On 2021/7/22 23:18, Alexander Duyck wrote:
...
>>
<snip>
...
...
...
...
Rather than trying to reuse the devices page pool it might make more
sense to see if you couldn't have TCP just use some sort of circular
buffer of memory that is directly mapped for the device that it is
going to be transmitting to. Essentially what you would be doing is
creating a pre-mapped page and would need to communicate that the
memory is already mapped for the device you want to send it to so that
it could skip that step.
IIUC sk_page_frag_refill() is already doing a similar reusing as the
rx reusing implemented in most driver except for the not pre-mapping
part.
And it seems that even if we pre-map the page and communicate that the
memory is already mapped to the driver, it is likely that we will not
be able to reuse the page when the circular buffer is not big enough
or tx completion/tcp ack is not happening quickly enough, which might
means unmapping/deallocating old circular buffer and allocating/mapping
new circular buffer.
Using page pool we might be able to alleviate the above problem as it
does for rx?
I would say that instead of looking at going straight for the page
pool it might make more sense to look at seeing if we can coalesce the
DMA mapping of the pages first at the socket layer rather than trying
to introduce the overhead for the page pool. In the case of sockets we
already have the destructors that are called when the memory is freed,
so instead of making sockets use page pool it might make more sense to
extend the socket buffer allocation/freeing to incorporate bulk
mapping and unmapping of pages to optimize the socket Tx path in the
32K page case.
I was able to enable tx recycling prototyping based on page pool to
run some performance test, the performance improvement is about +20%
（30Gbit -> 38Gbit） for single thread iperf tcp flow when IOMMU is in
strict mode. And CPU usage descreases about 10% for four threads iperf
tcp flow for line speed of 100Gbit when IOMMU is in strict mode.

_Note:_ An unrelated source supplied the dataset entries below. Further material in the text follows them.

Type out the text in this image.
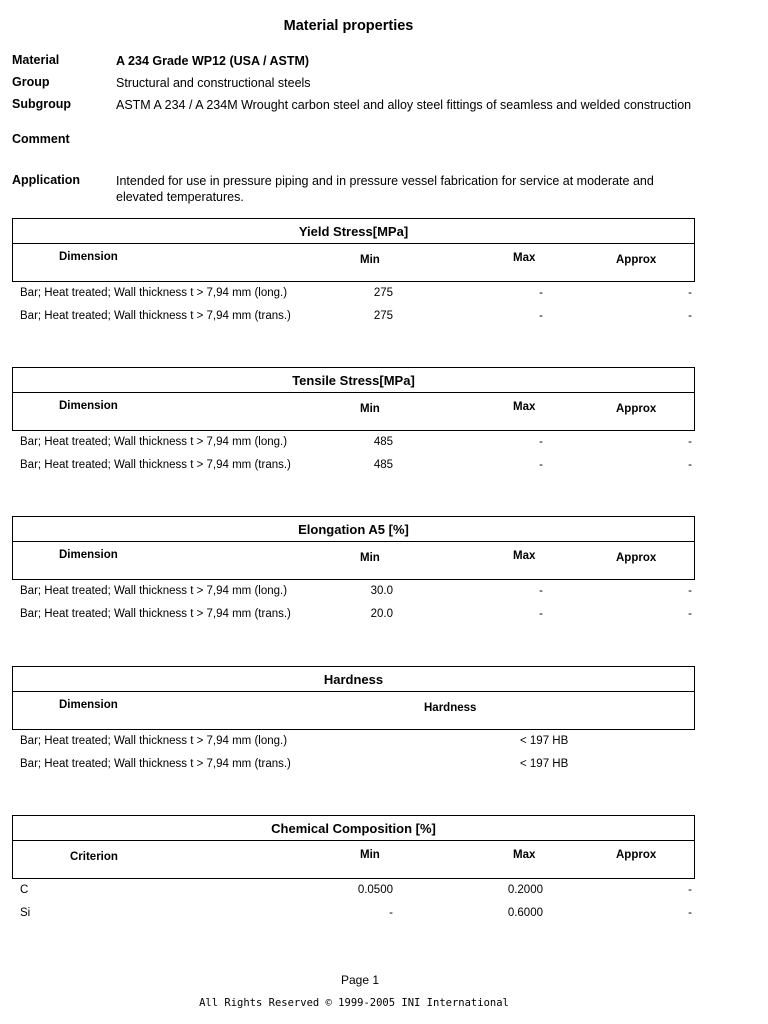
Material properties
Material	A 234 Grade WP12 (USA / ASTM)
Group	Structural and constructional steels
Subgroup	ASTM A 234 / A 234M Wrought carbon steel and alloy steel fittings of seamless and welded construction
Comment
Application	Intended for use in pressure piping and in pressure vessel fabrication for service at moderate and elevated temperatures.
Yield Stress[MPa]
Dimension	Min	Max	Approx
Bar; Heat treated; Wall thickness t > 7,94 mm (long.)	275	-	-
Bar; Heat treated; Wall thickness t > 7,94 mm (trans.)	275	-	-
Tensile Stress[MPa]
Dimension	Min	Max	Approx
Bar; Heat treated; Wall thickness t > 7,94 mm (long.)	485	-	-
Bar; Heat treated; Wall thickness t > 7,94 mm (trans.)	485	-	-
Elongation A5 [%]
Dimension	Min	Max	Approx
Bar; Heat treated; Wall thickness t > 7,94 mm (long.)	30.0	-	-
Bar; Heat treated; Wall thickness t > 7,94 mm (trans.)	20.0	-	-
Hardness
Dimension	Hardness
Bar; Heat treated; Wall thickness t > 7,94 mm (long.)	< 197 HB
Bar; Heat treated; Wall thickness t > 7,94 mm (trans.)	< 197 HB
Chemical Composition [%]
Criterion	Min	Max	Approx
C	0.0500	0.2000	-
Si	-	0.6000	-
Page 1
All Rights Reserved © 1999-2005 INI International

That isn't surprising given that for most devices the IOMMU will be
called per frag which can add a fair bit of overhead.
...
Looking at the prototyping code, I am agreed that it is a bit controversial
to use the page pool for tx as the page pool is assuming NAPI polling
protection for allocation side.
So I will take a deeper look about your suggestion above to see how to
implement it.
Also, I am assuming the "destructors" means tcp_wfree() for TCP, right?

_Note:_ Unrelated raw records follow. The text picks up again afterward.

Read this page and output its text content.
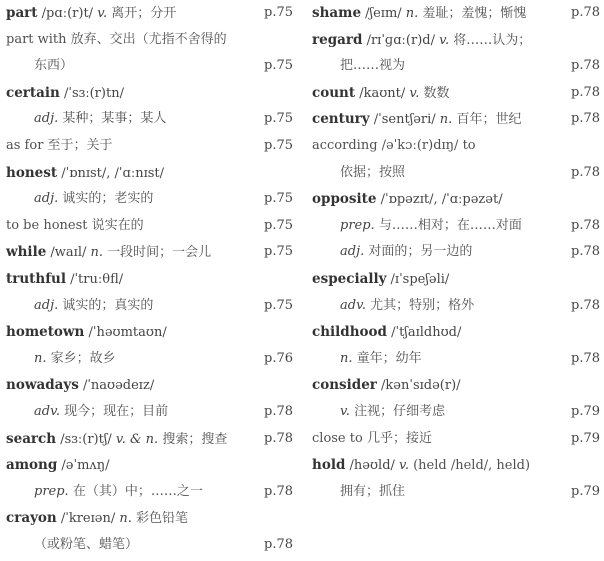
part /pɑː(r)t/ v. 离开；分开	p.75
part with 放弃、交出（尤指不舍得的
东西）	p.75
certain /ˈsɜː(r)tn/
adj. 某种；某事；某人	p.75
as for 至于；关于	p.75
honest /ˈɒnɪst/, /ˈɑːnɪst/
adj. 诚实的；老实的	p.75
to be honest 说实在的	p.75
while /waɪl/ n. 一段时间；一会儿	p.75
truthful /ˈtruːθfl/
adj. 诚实的；真实的	p.75
hometown /ˈhəʊmtaʊn/
n. 家乡；故乡	p.76
nowadays /ˈnaʊədeɪz/
adv. 现今；现在；目前	p.78
search /sɜː(r)tʃ/ v. & n. 搜索；搜查	p.78
among /əˈmʌŋ/
prep. 在（其）中；……之一	p.78
crayon /ˈkreɪən/ n. 彩色铅笔
（或粉笔、蜡笔）	p.78
shame /ʃeɪm/ n. 羞耻；羞愧；惭愧	p.78
regard /rɪˈɡɑː(r)d/ v. 将……认为；
把……视为	p.78
count /kaʊnt/ v. 数数	p.78
century /ˈsentʃəri/ n. 百年；世纪	p.78
according /əˈkɔː(r)dɪŋ/ to
依据；按照	p.78
opposite /ˈɒpəzɪt/, /ˈɑːpəzət/
prep. 与……相对；在……对面	p.78
adj. 对面的；另一边的	p.78
especially /ɪˈspeʃəli/
adv. 尤其；特别；格外	p.78
childhood /ˈtʃaɪldhʊd/
n. 童年；幼年	p.78
consider /kənˈsɪdə(r)/
v. 注视；仔细考虑	p.79
close to 几乎；接近	p.79
hold /həʊld/ v. (held /held/, held)
拥有；抓住	p.79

It seems tcp_wfree() is mainly used to do memory accounting and free
"struct sock" if necessary.
Yes, that is what I was thinking. If we had some way to add something
like an argument or way to push the information about where the skbs
are being freed back to the socket the socket could then be looking at
pre-mapping the pages for the device if we assume a 1:1 mapping from
the socket to the device.
...
I am not so familiar with socket layer to understand how the "destructors"

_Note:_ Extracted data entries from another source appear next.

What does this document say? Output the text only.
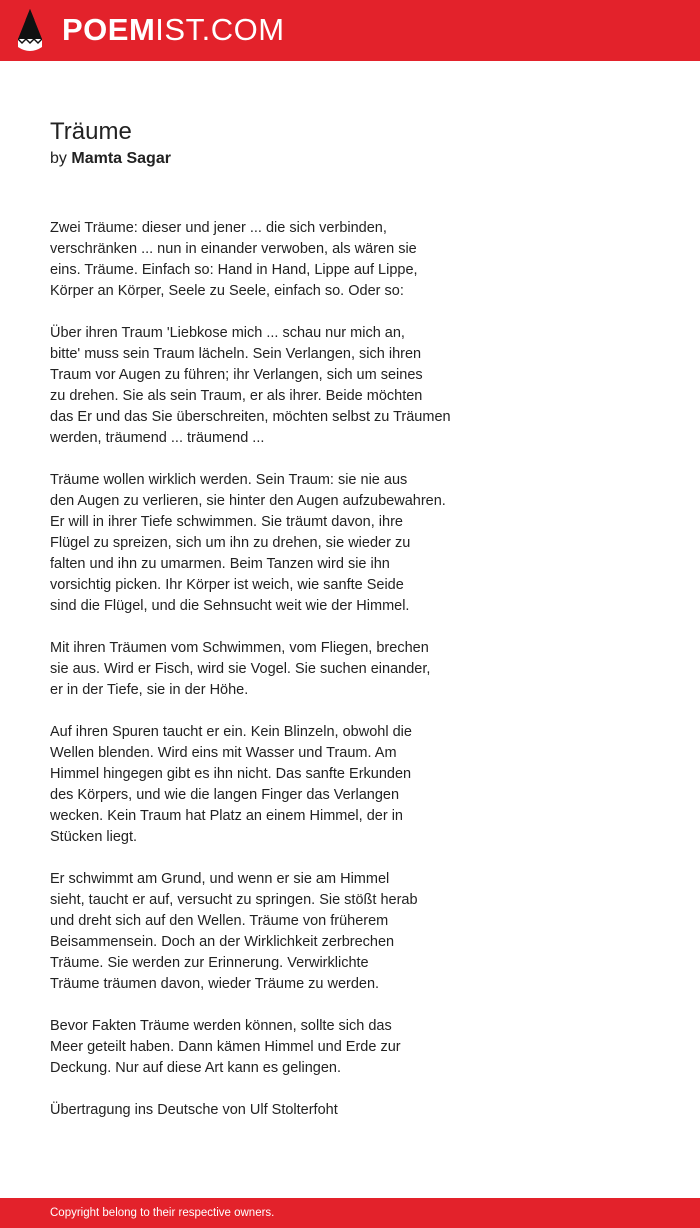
POEMIST.COM
Träume
by Mamta Sagar
Zwei Träume: dieser und jener ... die sich verbinden,
verschränken ... nun in einander verwoben, als wären sie
eins. Träume. Einfach so: Hand in Hand, Lippe auf Lippe,
Körper an Körper, Seele zu Seele, einfach so. Oder so:
Über ihren Traum 'Liebkose mich ... schau nur mich an,
bitte' muss sein Traum lächeln. Sein Verlangen, sich ihren
Traum vor Augen zu führen; ihr Verlangen, sich um seines
zu drehen. Sie als sein Traum, er als ihrer. Beide möchten
das Er und das Sie überschreiten, möchten selbst zu Träumen
werden, träumend ... träumend ...
Träume wollen wirklich werden. Sein Traum: sie nie aus
den Augen zu verlieren, sie hinter den Augen aufzubewahren.
Er will in ihrer Tiefe schwimmen. Sie träumt davon, ihre
Flügel zu spreizen, sich um ihn zu drehen, sie wieder zu
falten und ihn zu umarmen. Beim Tanzen wird sie ihn
vorsichtig picken. Ihr Körper ist weich, wie sanfte Seide
sind die Flügel, und die Sehnsucht weit wie der Himmel.
Mit ihren Träumen vom Schwimmen, vom Fliegen, brechen
sie aus. Wird er Fisch, wird sie Vogel. Sie suchen einander,
er in der Tiefe, sie in der Höhe.
Auf ihren Spuren taucht er ein. Kein Blinzeln, obwohl die
Wellen blenden. Wird eins mit Wasser und Traum. Am
Himmel hingegen gibt es ihn nicht. Das sanfte Erkunden
des Körpers, und wie die langen Finger das Verlangen
wecken. Kein Traum hat Platz an einem Himmel, der in
Stücken liegt.
Er schwimmt am Grund, und wenn er sie am Himmel
sieht, taucht er auf, versucht zu springen. Sie stößt herab
und dreht sich auf den Wellen. Träume von früherem
Beisammensein. Doch an der Wirklichkeit zerbrechen
Träume. Sie werden zur Erinnerung. Verwirklichte
Träume träumen davon, wieder Träume zu werden.
Bevor Fakten Träume werden können, sollte sich das
Meer geteilt haben. Dann kämen Himmel und Erde zur
Deckung. Nur auf diese Art kann es gelingen.
Übertragung ins Deutsche von Ulf Stolterfoht
Copyright belong to their respective owners.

will be helpful here, any detailed idea how to use "destructors" here?
The basic idea is the destructors are called when the skb is orphaned
or freed. So it might be a good spot to put in any logic to free pages
from your special pool. The only thing you would need to sort out is
making certain to bump reference counts appropriately if the skb is
cloned and the destructor is copied.